Le Conseil des droits de l’homme des Nations Unies à Genève a adopté fin septembre la Déclaration sur les droits des paysans. Une victoire d’étape
Le 28 septembre 2018, le Conseil des droits de l’homme de l’ONU a adopté, à Genève, la Déclaration sur les droits des paysans et des autres personnes travaillant en milieu rural, dont les pêcheurs, les nomades, les éleveurs, les autochtones... Une victoire pour eux et les ONG qui les ont soutenus, dont Action de Carême, le Cetim, l’Eper, Pain pour le prochain, Uniterre, Swissaid, FIAN Suisse. Dans leur communiqué commun, Elizabeth Mpofu, coordinatrice générale de La Via Campesina, mouvement international représentant 250 millions de paysans dans 73 pays, commente: «Pour nous, l’adoption de la déclaration témoigne du respect qui est accordé à notre travail. Nous nourrissons le monde et subissons en même temps de graves discriminations.» En substance, la Déclaration sur les droits des paysans leur reconnaît enfin le droit à la terre et aux semences, aux ressources naturelles, à un revenu décent, à la sécurité sociale et à la souveraineté alimentaire. «Ces droits sont d’une importance primordiale pour les familles paysannes. Les semences paysannes ne cessent de disparaître au profit des semences brevetées, modifiées (OGM entre autres) qui appauvrissent la biodiversité et sont plus chères. Le lobby puissant des semenciers fait pression sur les gouvernements», soulignent encore les ONG. Un thème qui aura suscité de nombreuses discussions. Et ce n’est certainement pas fini.
Les paysans reconnus
Michelle Zufferey, secrétaire d’Uniterre, souligne: «Cette adoption a généré des élans de joie partout chez les membres de La Via Campesina. Un processus est en marche pour contrer la puissance des lobbies de l’agrochimie. Même si cette Déclaration sur les droits des paysans n’est pas contraignante, elle permet aux paysans de s’y référer.» Les ONG rappellent que, dans nombre de pays, des paysans luttant pour leurs droits sont menacés ou assassinés.

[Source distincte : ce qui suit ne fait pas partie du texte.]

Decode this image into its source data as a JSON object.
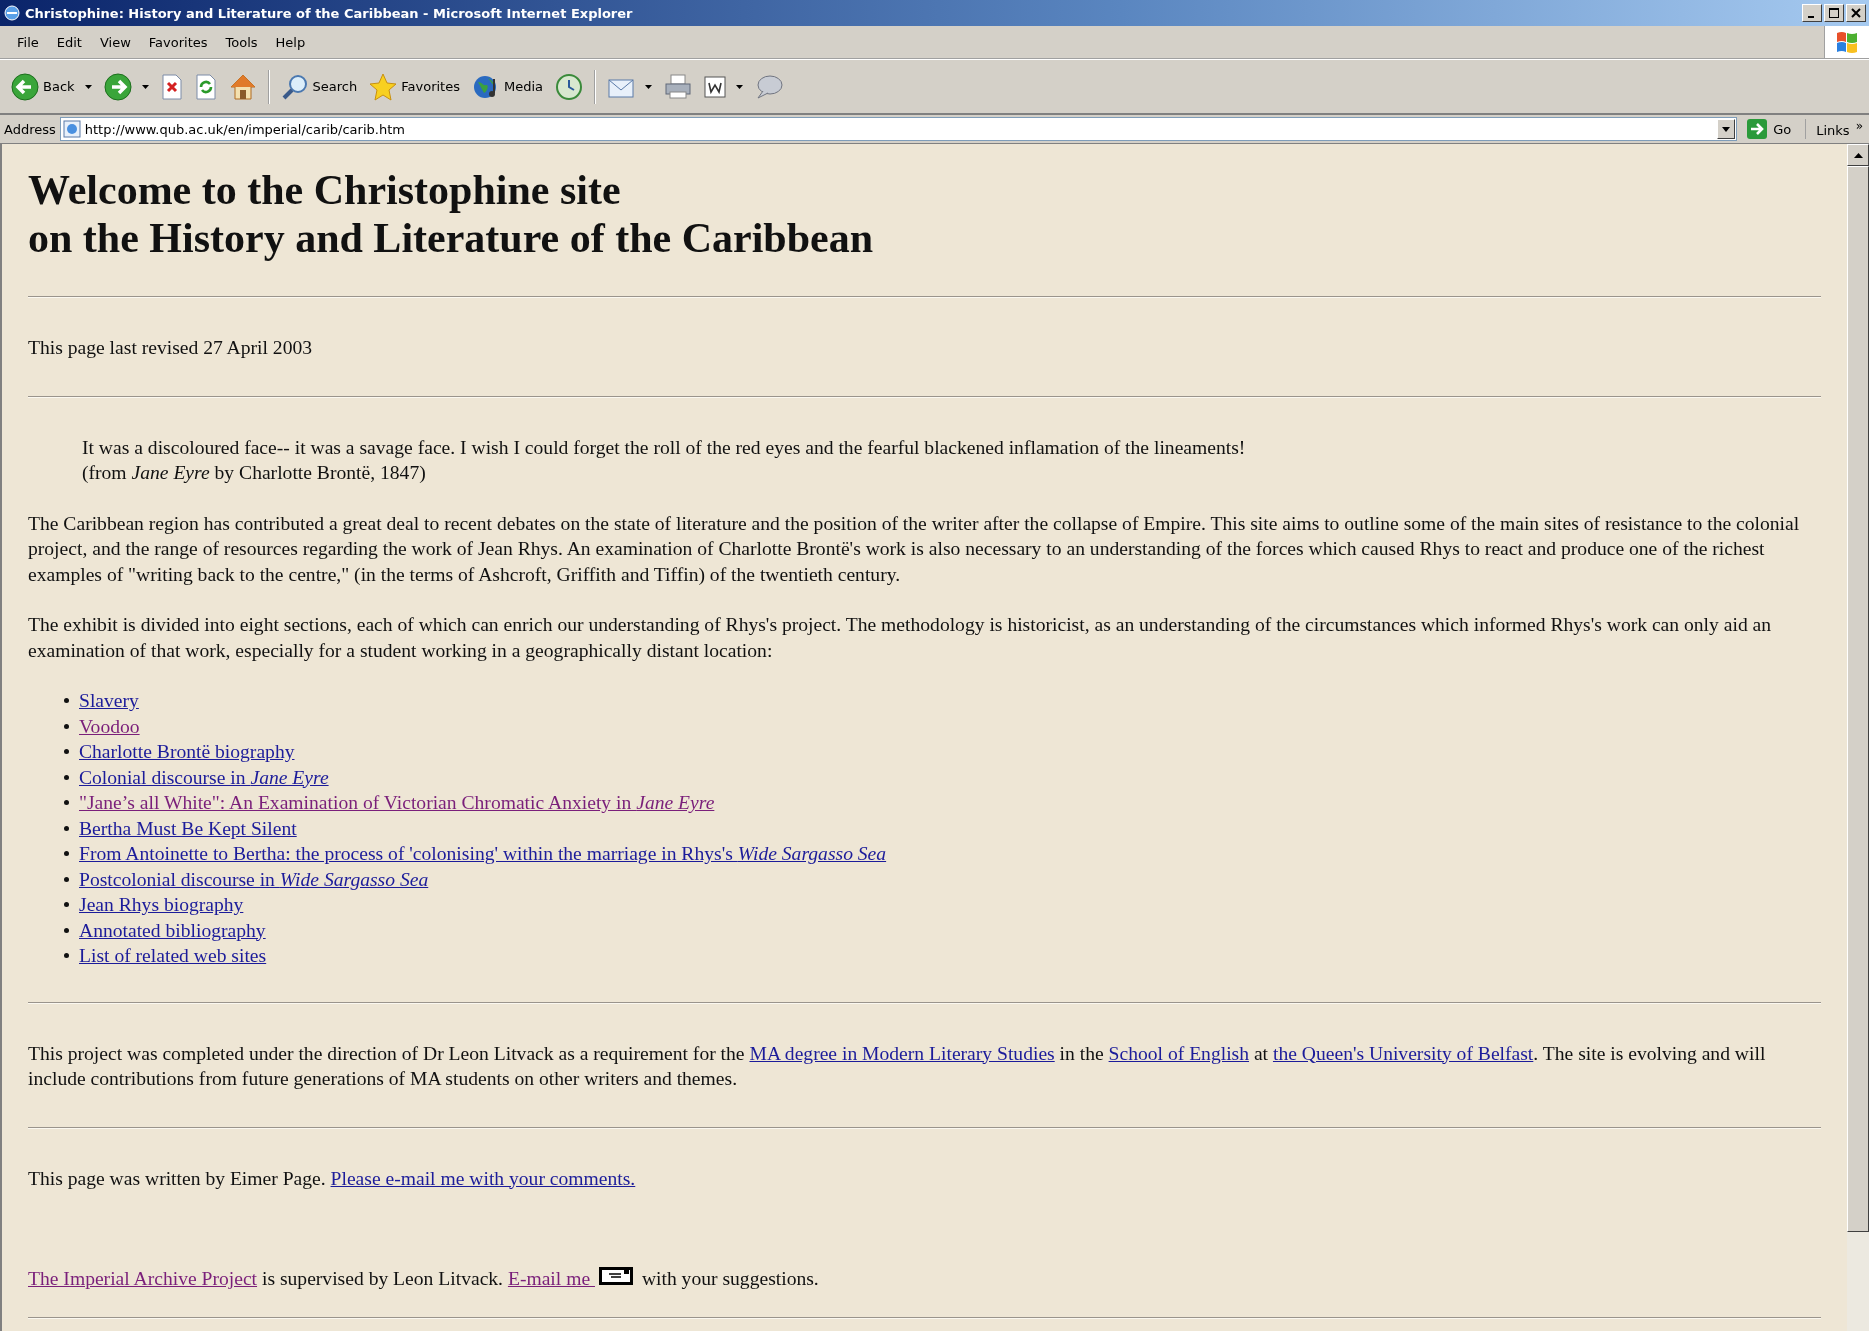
{
  "window": {
    "title": "Christophine: History and Literature of the Caribbean - Microsoft Internet Explorer"
  },
  "menu": [
    "File",
    "Edit",
    "View",
    "Favorites",
    "Tools",
    "Help"
  ],
  "toolbar": {
    "groups": [
      [
        {
          "kind": "back",
          "label": "Back",
          "dropdown": true
        },
        {
          "kind": "forward",
          "dropdown": true
        },
        {
          "kind": "stop",
          "dropdown": false
        },
        {
          "kind": "refresh",
          "dropdown": false
        },
        {
          "kind": "home",
          "dropdown": false
        }
      ],
      [
        {
          "kind": "search",
          "label": "Search",
          "dropdown": false
        },
        {
          "kind": "favorites",
          "label": "Favorites",
          "dropdown": false
        },
        {
          "kind": "media",
          "label": "Media",
          "dropdown": false
        },
        {
          "kind": "history",
          "dropdown": false
        }
      ],
      [
        {
          "kind": "mail",
          "dropdown": true
        },
        {
          "kind": "print",
          "dropdown": false
        },
        {
          "kind": "word",
          "dropdown": true
        },
        {
          "kind": "discuss",
          "dropdown": false
        }
      ]
    ]
  },
  "address": {
    "label": "Address",
    "value": "http://www.qub.ac.uk/en/imperial/carib/carib.htm",
    "go": "Go",
    "links": "Links",
    "links_more": "»"
  },
  "page": {
    "heading": [
      "Welcome to the Christophine site",
      "on the History and Literature of the Caribbean"
    ],
    "revised": "This page last revised 27 April 2003",
    "quote": [
      "It was a discoloured face-- it was a savage face. I wish I could forget the roll of the red eyes and the fearful blackened inflamation of the lineaments!",
      "(from *Jane Eyre* by Charlotte Brontë, 1847)"
    ],
    "intro": [
      "The Caribbean region has contributed a great deal to recent debates on the state of literature and the position of the writer after the collapse of Empire. This site aims to outline some of the main sites of resistance to the colonial project, and the range of resources regarding the work of Jean Rhys. An examination of Charlotte Brontë's work is also necessary to an understanding of the forces which caused Rhys to react and produce one of the richest examples of \"writing back to the centre,\" (in the terms of Ashcroft, Griffith and Tiffin) of the twentieth century.",
      "The exhibit is divided into eight sections, each of which can enrich our understanding of Rhys's project. The methodology is historicist, as an understanding of the circumstances which informed Rhys's work can only aid an examination of that work, especially for a student working in a geographically distant location:"
    ],
    "sections": [
      {
        "text": "Slavery",
        "visited": false
      },
      {
        "text": "Voodoo",
        "visited": true
      },
      {
        "text": "Charlotte Brontë biography",
        "visited": false
      },
      {
        "text": "Colonial discourse in *Jane Eyre*",
        "visited": false
      },
      {
        "text": "\"Jane’s all White\": An Examination of Victorian Chromatic Anxiety in *Jane Eyre*",
        "visited": true
      },
      {
        "text": "Bertha Must Be Kept Silent",
        "visited": false
      },
      {
        "text": "From Antoinette to Bertha: the process of 'colonising' within the marriage in Rhys's *Wide Sargasso Sea*",
        "visited": false
      },
      {
        "text": "Postcolonial discourse in *Wide Sargasso Sea*",
        "visited": false
      },
      {
        "text": "Jean Rhys biography",
        "visited": false
      },
      {
        "text": "Annotated bibliography",
        "visited": false
      },
      {
        "text": "List of related web sites",
        "visited": false
      }
    ],
    "project": [
      {
        "kind": "text",
        "text": "This project was completed under the direction of Dr Leon Litvack as a requirement for the "
      },
      {
        "kind": "link",
        "text": "MA degree in Modern Literary Studies",
        "visited": false
      },
      {
        "kind": "text",
        "text": " in the "
      },
      {
        "kind": "link",
        "text": "School of English",
        "visited": false
      },
      {
        "kind": "text",
        "text": " at "
      },
      {
        "kind": "link",
        "text": "the Queen's University of Belfast",
        "visited": false
      },
      {
        "kind": "text",
        "text": ". The site is evolving and will include contributions from future generations of MA students on other writers and themes."
      }
    ],
    "author": [
      {
        "kind": "text",
        "text": "This page was written by Eimer Page. "
      },
      {
        "kind": "link",
        "text": "Please e-mail me with your comments.",
        "visited": false
      }
    ],
    "archive": [
      {
        "kind": "link",
        "text": "The Imperial Archive Project",
        "visited": true
      },
      {
        "kind": "text",
        "text": " is supervised by Leon Litvack. "
      },
      {
        "kind": "link",
        "text": "E-mail me ",
        "visited": true
      },
      {
        "kind": "icon"
      },
      {
        "kind": "text",
        "text": " with your suggestions."
      }
    ]
  }
}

«Alors que, jusqu’ici, la plupart des Etats ont abandonné les populations rurales à leur sort, quand elles ne sont pas chassées de leurs terres au profit de projets dits de développement (mines, barrages, tourisme, méga-infrastructures, etc.) ou de monocultures (palme africaine, soja, etc.). Cette déclaration reconnaît que les paysans proposent des alternatives importantes pour protéger l’environnement, maintenir la biodiversité et lutter contre les changements climatiques. Face au monopole de l’agrobusiness qui écrase la paysannerie, cette déclaration est essentielle», renchérit Melik Özden, directeur du Cetim.

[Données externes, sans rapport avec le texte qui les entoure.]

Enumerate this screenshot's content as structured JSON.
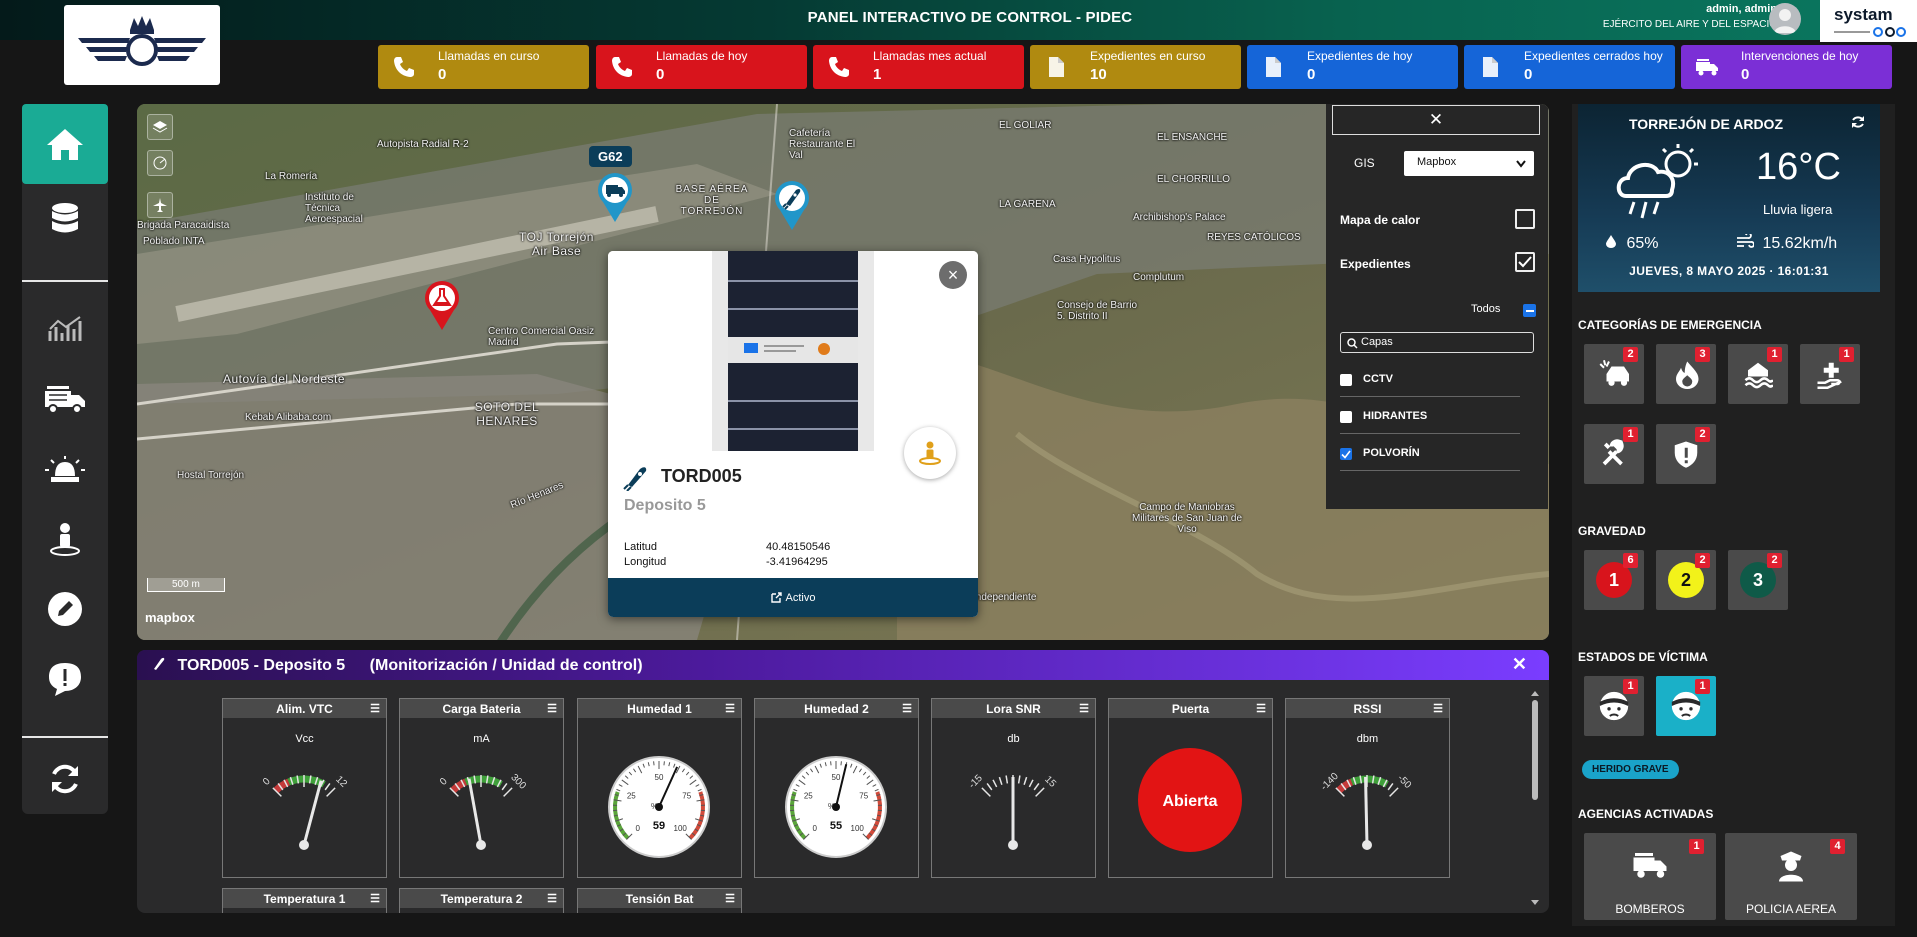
{
  "header": {
    "title": "PANEL INTERACTIVO DE CONTROL - PIDEC",
    "user_name": "admin, admin",
    "user_org": "EJÉRCITO DEL AIRE Y DEL ESPACIO",
    "brand": "systam"
  },
  "stats": [
    {
      "label": "Llamadas en curso",
      "value": "0",
      "color": "#b08a10",
      "icon": "phone-icon"
    },
    {
      "label": "Llamadas de hoy",
      "value": "0",
      "color": "#d8141c",
      "icon": "phone-icon"
    },
    {
      "label": "Llamadas mes actual",
      "value": "1",
      "color": "#d8141c",
      "icon": "phone-icon"
    },
    {
      "label": "Expedientes en curso",
      "value": "10",
      "color": "#b08a10",
      "icon": "file-icon"
    },
    {
      "label": "Expedientes de hoy",
      "value": "0",
      "color": "#1565d8",
      "icon": "file-icon"
    },
    {
      "label": "Expedientes cerrados hoy",
      "value": "0",
      "color": "#1565d8",
      "icon": "file-icon"
    },
    {
      "label": "Intervenciones de hoy",
      "value": "0",
      "color": "#7b2fd6",
      "icon": "fire-truck-icon"
    }
  ],
  "map": {
    "labels": [
      "Autopista Radial R-2",
      "La Romería",
      "Instituto de Técnica Aeroespacial",
      "Brigada Paracaidista",
      "Poblado INTA",
      "TOJ Torrejón Air Base",
      "BASE AÉREA DE TORREJÓN",
      "Centro Comercial Oasiz Madrid",
      "Autovía del Nordeste",
      "Kebab Alibaba.com",
      "Hostal Torrejón",
      "SOTO DEL HENARES",
      "EL GOLIAR",
      "EL ENSANCHE",
      "EL CHORRILLO",
      "LA GARENA",
      "REYES CATÓLICOS",
      "Casa Hypolitus",
      "Consejo de Barrio 5. Distrito II",
      "Complutum",
      "Archibishop's Palace",
      "Campo de Maniobras Militares de San Juan de Viso",
      "Río Henares",
      "Cafetería Restaurante El Val",
      "Independiente"
    ],
    "vehicle_tag": "G62",
    "scale": "500 m",
    "attribution": "mapbox"
  },
  "popup": {
    "id": "TORD005",
    "name": "Deposito 5",
    "lat_label": "Latitud",
    "lat": "40.48150546",
    "lon_label": "Longitud",
    "lon": "-3.41964295",
    "button": "Activo"
  },
  "layers": {
    "close": "✕",
    "gis_label": "GIS",
    "gis_value": "Mapbox",
    "heatmap_label": "Mapa de calor",
    "heatmap_checked": false,
    "files_label": "Expedientes",
    "files_checked": true,
    "todos_label": "Todos",
    "search_placeholder": "Capas",
    "items": [
      {
        "label": "CCTV",
        "checked": false
      },
      {
        "label": "HIDRANTES",
        "checked": false
      },
      {
        "label": "POLVORÍN",
        "checked": true
      }
    ]
  },
  "monitor": {
    "title": "TORD005 - Deposito 5",
    "subtitle": "(Monitorización / Unidad de control)",
    "gauges": [
      {
        "title": "Alim. VTC",
        "unit": "Vcc",
        "kind": "arc",
        "min": "0",
        "max": "12",
        "value": 9.2
      },
      {
        "title": "Carga Bateria",
        "unit": "mA",
        "kind": "arc",
        "min": "0",
        "max": "300",
        "value": 95
      },
      {
        "title": "Humedad 1",
        "unit": "",
        "kind": "round",
        "min": "0",
        "max": "100",
        "value": 59
      },
      {
        "title": "Humedad 2",
        "unit": "",
        "kind": "round",
        "min": "0",
        "max": "100",
        "value": 55
      },
      {
        "title": "Lora SNR",
        "unit": "db",
        "kind": "plain",
        "min": "-15",
        "max": "15",
        "value": 0
      },
      {
        "title": "Puerta",
        "unit": "",
        "kind": "door",
        "state": "Abierta"
      },
      {
        "title": "RSSI",
        "unit": "dbm",
        "kind": "arc",
        "min": "-140",
        "max": "-50",
        "value": -97
      }
    ],
    "gauges_row2": [
      "Temperatura 1",
      "Temperatura 2",
      "Tensión Bat"
    ]
  },
  "weather": {
    "city": "TORREJÓN DE ARDOZ",
    "temp": "16°C",
    "desc": "Lluvia ligera",
    "humidity": "65%",
    "wind": "15.62km/h",
    "datetime": "JUEVES, 8 MAYO 2025 · 16:01:31"
  },
  "categories": {
    "title": "CATEGORÍAS DE EMERGENCIA",
    "items": [
      {
        "icon": "car-crash-icon",
        "count": "2"
      },
      {
        "icon": "fire-icon",
        "count": "3"
      },
      {
        "icon": "flood-icon",
        "count": "1"
      },
      {
        "icon": "medical-aid-icon",
        "count": "1"
      },
      {
        "icon": "tools-icon",
        "count": "1"
      },
      {
        "icon": "shield-alert-icon",
        "count": "2"
      }
    ]
  },
  "severity": {
    "title": "GRAVEDAD",
    "items": [
      {
        "level": "1",
        "count": "6",
        "color": "#d8141c"
      },
      {
        "level": "2",
        "count": "2",
        "color": "#f2f21a"
      },
      {
        "level": "3",
        "count": "2",
        "color": "#0f5a48"
      }
    ]
  },
  "victims": {
    "title": "ESTADOS DE VÍCTIMA",
    "items": [
      {
        "icon": "injured-person-icon",
        "count": "1"
      },
      {
        "icon": "injured-person-icon",
        "count": "1"
      }
    ],
    "tag": "HERIDO GRAVE"
  },
  "agencies": {
    "title": "AGENCIAS ACTIVADAS",
    "items": [
      {
        "name": "BOMBEROS",
        "count": "1",
        "icon": "fire-truck-icon"
      },
      {
        "name": "POLICIA AEREA",
        "count": "4",
        "icon": "police-officer-icon"
      }
    ]
  }
}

A Genève, sur les 47 pays que compte le Conseil des droits de l’homme, 33 l’ont acceptée, 3 l’ont refusée et 11 se sont abstenus. La prochaine étape se déroulera à New York lors de l’Assemblée générale. Melik Özden relève: «Le vote final en décembre va entériner ce qui a été décidé au Conseil des droits de l’homme. On s’attend à ce qu’une large majorité des Etats votent en faveur.»

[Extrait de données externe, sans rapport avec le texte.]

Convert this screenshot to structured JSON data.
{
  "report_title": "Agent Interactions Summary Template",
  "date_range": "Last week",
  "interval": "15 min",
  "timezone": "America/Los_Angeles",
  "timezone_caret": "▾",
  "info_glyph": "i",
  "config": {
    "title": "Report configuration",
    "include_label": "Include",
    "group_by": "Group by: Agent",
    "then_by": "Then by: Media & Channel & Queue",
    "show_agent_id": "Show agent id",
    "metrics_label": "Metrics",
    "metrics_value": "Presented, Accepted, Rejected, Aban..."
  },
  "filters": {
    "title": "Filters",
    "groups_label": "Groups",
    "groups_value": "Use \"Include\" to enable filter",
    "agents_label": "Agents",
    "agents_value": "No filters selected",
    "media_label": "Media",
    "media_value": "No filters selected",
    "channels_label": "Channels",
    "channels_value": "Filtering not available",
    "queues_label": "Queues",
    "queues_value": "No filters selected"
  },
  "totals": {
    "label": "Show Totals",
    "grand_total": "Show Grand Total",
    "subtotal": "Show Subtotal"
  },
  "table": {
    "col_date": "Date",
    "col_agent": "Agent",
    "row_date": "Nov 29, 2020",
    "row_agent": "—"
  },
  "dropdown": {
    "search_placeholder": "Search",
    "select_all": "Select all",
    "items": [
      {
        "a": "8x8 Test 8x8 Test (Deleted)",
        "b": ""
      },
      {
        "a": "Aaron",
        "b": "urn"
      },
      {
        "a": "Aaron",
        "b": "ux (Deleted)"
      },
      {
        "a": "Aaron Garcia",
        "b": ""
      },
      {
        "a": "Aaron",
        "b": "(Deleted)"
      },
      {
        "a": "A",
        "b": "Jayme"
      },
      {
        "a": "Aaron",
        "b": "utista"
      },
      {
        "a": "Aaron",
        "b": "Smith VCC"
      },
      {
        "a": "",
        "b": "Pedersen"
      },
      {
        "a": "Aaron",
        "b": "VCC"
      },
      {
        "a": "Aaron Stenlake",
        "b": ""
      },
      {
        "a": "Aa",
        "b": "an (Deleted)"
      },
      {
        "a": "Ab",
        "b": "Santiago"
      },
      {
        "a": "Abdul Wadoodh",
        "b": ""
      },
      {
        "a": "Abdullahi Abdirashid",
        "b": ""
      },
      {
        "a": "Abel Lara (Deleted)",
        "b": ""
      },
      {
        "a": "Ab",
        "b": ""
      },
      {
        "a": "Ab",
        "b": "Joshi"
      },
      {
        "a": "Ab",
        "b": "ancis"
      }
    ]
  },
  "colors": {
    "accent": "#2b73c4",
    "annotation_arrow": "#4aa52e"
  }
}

Ensuite chaque gouvernement sera responsable de la mise en place des politiques de soutien à l’agriculture familiale et de lutte contre la faim et la pauvreté. «Bien sûr, tout dépend de la volonté politique des Etats, mais aussi des paysans, des consommateurs, des collectivités publiques, ajoute Melik Özden. Un travail de sensibilisation doit être mené avec les organisations paysannes et cette déclaration constitue une feuille de route pour mettre en œuvre concrètement ses articles. Dans certains pays, cela nécessite une réforme agraire, dans d’autres, des changements de législation ou la mise en place de programmes en faveur des paysans.»